Рассказ долгожителя носил какой-то былинный характер.
— Да, мудянка вышла, — туманно резюмировал Тимофей.
— Но с годами я осознал, — обратился Сорокин уже непосредственно ко мне, — что корень тут был не в изваянии, а в ревности. Ревность, малый, того гада в могилу унесла. Так что ты Фильку-то учитывай в будущем. Он тебе за Настену башку отвинтит.
— А мы подсобим! — вызвался Тимофей в добровольцы. — Подсобим, братуха?!
— Законно, — кивнул Ребров-старший. — Будет наших девок трепать.
— И откуда вы все знаете, дедушка? — усмехнулся я, присматриваясь к Сорокину.

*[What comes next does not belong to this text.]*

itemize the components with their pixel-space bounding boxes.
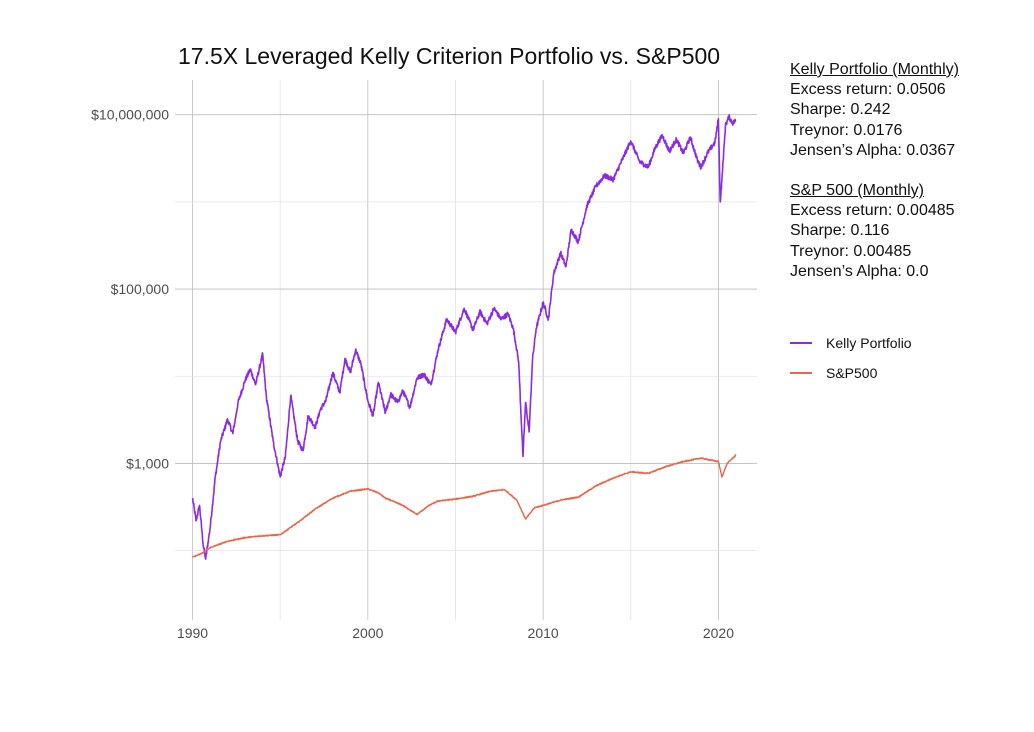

— Оттуда знаю, — серьезно отвечал долгожитель, — что я и есть Трофим Сорокин, георгиевский кавалер и первый на селе большевик, имеющий контузию. Мерина-то, слышь, я себе забрал. А семью ветеринара определил на постой в дом казненного мироеда Павлушки. С тех суровых пор и обитают Белявские в этом доме.
— Что ж вы помещика-то пощадили? — не унимался я. — Помещика пощадили, а брата — шлепнули!
— Доктор мои декреты принял, — ушел дед в пространные рассуждения. — Он и роды у бабы моей принимал. Да что здесь! Лучший ветеринар во всей губернии помещик наш был! Опыты ставил на животных! А сам родимчиком, вишь ты, маялся. Судорога его порой дергала, как лягушку под электричеством. Изо рта пена шла, пока палку зубами не изгрызет. В девятнадцатом наш доктор без вести канул. Говорили, до атамана Семенова подался. Казачье войско без ветеринара не способно. Конь, он тоже требует.